Infelizmente, ainda nos dias de hoje, os profissionais do orçamento, recebem os conjuntos dos elementos técnicos, principalmente os projetos de forma gráfica em estudo preliminar ou básico, ficando sendo sua responsabilidade em identificar estes elementos a serem estimados, pois com o decorrer do desenvolvimento dos diversos orçamentos em sua trajetória técnica, o profissional estará qualificado, e experiente, para identificar, sem maiores sustos, dificuldades ou problemas, quais os serviços que não estão explicitamente apresentados em projeto e que ele terá de estimar ou trazer uma proposta técnica do mercado e agregar ao conjunto. O que não pode o profissional do orçamento é negligenciar (esquecer) de inseri-lo neste documento técnico (orçamento).

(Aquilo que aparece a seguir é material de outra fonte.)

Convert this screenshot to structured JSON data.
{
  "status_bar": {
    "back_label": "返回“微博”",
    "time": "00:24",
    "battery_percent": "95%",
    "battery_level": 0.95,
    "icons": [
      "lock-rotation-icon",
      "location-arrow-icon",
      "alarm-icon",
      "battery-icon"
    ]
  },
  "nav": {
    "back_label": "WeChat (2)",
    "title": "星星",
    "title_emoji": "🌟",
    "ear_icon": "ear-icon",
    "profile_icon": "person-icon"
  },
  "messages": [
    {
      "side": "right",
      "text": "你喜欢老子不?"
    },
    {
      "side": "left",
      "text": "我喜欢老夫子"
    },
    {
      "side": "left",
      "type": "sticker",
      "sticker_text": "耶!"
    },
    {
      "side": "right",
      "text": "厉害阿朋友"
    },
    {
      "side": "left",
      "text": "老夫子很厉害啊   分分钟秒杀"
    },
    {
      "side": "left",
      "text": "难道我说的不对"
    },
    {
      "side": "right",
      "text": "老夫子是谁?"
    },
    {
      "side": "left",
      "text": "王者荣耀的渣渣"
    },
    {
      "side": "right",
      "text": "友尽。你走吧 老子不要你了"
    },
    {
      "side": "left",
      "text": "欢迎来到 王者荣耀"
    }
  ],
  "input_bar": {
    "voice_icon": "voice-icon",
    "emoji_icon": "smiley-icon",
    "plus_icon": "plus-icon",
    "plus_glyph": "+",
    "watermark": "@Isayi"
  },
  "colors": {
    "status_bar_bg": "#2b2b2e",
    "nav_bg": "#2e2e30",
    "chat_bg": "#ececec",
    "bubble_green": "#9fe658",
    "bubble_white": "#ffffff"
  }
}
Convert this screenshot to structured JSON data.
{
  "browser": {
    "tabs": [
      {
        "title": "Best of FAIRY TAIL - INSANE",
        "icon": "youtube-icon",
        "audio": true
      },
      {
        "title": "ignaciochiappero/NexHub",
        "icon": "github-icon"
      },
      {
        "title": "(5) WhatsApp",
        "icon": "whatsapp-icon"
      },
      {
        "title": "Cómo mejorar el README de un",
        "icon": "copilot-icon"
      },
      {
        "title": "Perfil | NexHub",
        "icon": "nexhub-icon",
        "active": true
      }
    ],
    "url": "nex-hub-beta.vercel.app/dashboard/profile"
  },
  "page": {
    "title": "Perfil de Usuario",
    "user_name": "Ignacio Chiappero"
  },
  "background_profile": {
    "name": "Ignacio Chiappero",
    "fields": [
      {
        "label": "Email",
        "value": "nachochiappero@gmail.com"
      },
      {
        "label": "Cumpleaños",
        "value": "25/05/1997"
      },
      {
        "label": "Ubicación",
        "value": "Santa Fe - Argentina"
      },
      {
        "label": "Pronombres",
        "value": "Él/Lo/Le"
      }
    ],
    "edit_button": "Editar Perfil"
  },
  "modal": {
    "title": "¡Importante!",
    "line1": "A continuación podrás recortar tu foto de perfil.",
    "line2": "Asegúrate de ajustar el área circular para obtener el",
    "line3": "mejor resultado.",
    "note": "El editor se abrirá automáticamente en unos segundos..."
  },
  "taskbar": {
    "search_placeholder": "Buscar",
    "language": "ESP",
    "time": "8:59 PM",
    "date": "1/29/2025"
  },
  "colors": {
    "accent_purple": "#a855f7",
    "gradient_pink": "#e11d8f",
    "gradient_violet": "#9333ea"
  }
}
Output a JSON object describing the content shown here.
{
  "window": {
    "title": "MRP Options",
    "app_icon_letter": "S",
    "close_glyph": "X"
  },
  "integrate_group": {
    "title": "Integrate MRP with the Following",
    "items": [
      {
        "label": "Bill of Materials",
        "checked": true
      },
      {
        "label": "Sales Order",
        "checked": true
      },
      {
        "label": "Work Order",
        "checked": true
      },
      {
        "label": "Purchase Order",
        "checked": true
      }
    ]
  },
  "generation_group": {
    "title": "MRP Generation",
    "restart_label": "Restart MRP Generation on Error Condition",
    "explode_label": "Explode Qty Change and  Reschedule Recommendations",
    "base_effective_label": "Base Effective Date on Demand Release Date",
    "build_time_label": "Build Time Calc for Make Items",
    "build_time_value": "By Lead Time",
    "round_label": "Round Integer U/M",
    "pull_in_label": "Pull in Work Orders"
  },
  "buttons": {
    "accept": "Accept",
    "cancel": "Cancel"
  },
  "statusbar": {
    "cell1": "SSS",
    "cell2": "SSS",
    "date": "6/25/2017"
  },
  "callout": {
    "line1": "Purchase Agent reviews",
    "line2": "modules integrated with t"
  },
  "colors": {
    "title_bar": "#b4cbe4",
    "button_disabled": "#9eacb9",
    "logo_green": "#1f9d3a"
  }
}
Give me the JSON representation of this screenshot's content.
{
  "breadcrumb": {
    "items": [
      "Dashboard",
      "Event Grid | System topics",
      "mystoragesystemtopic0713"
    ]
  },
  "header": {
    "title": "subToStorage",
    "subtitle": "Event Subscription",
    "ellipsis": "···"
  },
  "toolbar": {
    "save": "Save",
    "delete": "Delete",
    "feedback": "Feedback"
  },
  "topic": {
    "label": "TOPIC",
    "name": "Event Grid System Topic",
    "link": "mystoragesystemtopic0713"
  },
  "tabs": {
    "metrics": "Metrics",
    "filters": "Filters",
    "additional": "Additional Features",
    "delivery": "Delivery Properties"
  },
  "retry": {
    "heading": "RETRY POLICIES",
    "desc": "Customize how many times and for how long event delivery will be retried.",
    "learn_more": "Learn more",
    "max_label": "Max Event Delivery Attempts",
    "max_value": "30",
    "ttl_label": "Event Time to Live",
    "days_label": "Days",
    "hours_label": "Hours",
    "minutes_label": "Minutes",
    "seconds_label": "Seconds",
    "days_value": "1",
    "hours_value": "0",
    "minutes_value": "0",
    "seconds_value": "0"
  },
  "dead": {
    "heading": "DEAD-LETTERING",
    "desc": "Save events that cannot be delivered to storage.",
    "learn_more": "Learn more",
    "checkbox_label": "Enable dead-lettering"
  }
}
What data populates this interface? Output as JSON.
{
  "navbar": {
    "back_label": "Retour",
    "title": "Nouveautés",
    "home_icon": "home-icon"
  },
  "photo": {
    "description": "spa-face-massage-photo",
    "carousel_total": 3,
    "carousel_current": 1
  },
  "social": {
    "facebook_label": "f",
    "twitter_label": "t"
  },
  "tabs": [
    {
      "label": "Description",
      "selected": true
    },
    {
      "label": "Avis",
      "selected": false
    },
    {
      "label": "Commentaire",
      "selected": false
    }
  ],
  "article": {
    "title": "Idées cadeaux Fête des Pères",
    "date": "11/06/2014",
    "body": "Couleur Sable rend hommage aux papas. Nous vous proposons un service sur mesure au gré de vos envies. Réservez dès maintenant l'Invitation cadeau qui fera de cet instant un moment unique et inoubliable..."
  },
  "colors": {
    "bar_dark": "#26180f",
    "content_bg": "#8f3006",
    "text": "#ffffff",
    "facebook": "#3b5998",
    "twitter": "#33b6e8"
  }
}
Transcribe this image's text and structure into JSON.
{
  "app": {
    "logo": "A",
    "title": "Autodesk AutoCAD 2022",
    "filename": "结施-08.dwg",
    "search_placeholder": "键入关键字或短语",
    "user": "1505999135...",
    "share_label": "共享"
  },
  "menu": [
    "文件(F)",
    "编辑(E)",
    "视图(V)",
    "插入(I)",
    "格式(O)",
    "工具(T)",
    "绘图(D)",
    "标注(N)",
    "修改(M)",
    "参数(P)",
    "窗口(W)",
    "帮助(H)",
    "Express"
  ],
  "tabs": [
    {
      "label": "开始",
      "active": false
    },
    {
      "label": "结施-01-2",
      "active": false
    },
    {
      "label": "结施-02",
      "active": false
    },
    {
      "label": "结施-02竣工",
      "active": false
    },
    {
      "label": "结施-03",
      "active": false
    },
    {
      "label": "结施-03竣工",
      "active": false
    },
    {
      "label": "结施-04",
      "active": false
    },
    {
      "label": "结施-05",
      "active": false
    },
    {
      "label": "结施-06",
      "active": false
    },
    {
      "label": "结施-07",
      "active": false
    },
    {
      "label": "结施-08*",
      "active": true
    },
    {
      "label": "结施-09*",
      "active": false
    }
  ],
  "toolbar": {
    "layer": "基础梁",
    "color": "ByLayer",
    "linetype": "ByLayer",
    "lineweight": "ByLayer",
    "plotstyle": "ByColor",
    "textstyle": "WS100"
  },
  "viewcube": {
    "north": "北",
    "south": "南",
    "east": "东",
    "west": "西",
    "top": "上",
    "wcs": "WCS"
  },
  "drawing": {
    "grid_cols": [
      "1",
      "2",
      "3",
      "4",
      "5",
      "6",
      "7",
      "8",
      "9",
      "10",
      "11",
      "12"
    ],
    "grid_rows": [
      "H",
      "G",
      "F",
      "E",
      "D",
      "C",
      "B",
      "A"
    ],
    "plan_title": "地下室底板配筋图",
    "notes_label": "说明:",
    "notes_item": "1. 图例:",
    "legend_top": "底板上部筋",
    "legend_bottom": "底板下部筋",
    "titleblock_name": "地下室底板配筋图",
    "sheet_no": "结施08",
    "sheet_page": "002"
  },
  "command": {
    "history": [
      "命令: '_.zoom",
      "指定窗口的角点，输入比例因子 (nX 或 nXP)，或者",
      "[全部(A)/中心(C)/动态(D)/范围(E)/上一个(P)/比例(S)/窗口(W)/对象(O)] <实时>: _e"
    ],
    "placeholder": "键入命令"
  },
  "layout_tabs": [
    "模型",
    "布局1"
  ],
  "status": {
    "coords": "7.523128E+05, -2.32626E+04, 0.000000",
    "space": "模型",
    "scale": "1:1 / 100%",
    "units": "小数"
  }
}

O que o profissional do orçamento precisa ter cuido na elaboração do documento técnico (orçamento) é pertinente a adequação e reforma construção nova não requer estes cuidados e sim outras dezenas de cuidados, de áreas dentro das UAS, pois as atividades no seu dia a dia continuarão enquanto tivermos executando o tipo de serviço definido em projeto (adequação ou reforma). Por essa razão, cabe ao profissional do orçamento, identificar, principalmente os serviços de transportes (horizontal dentro da área da obra ou até mesmo o “bota-fora” proveniente de entulhos gerados), o acesso para entrar e sair os materiais, se necessário for computar o uso de elevador de obras, e, principalmente identificar se algum setor da área que sofrerá esta adequação ou reforma deverá ser implantado, de forma provisória durante o cronograma da obra, em outro local. Estes custos de implantação, mesmo que provisória, deverá ser computado neste elemento técnico (orçamento).

Para concluir, torno a enfatizar, que um orçamento sem os serviços necessários a serem “levantados” ou “estimados”, quando de sua elaboração, podem inviabilizar este conjunto de elementos técnicos, sendo necessárias várias discussões técnico para definição do tenebroso e mal recebido, pelos administradores públicos e proprietários, “Termo Aditivo”.

* José Mauro Carrilho Guimarães

Arquiteto Urbanista, Perito Judicial, Mestre em Educação profissional em Saúde pela Fiocruz, Pós-graduado em Administração Hospitalar e da Saúde, Professor convidado para ministrar as disciplinas “Custos de Obras Hospitalares” e “Manutenção Hospitalar” em cursos de pós-graduação Arquitetura Hospitalar do IAHCS/Fasaúde, de Porto Alegre.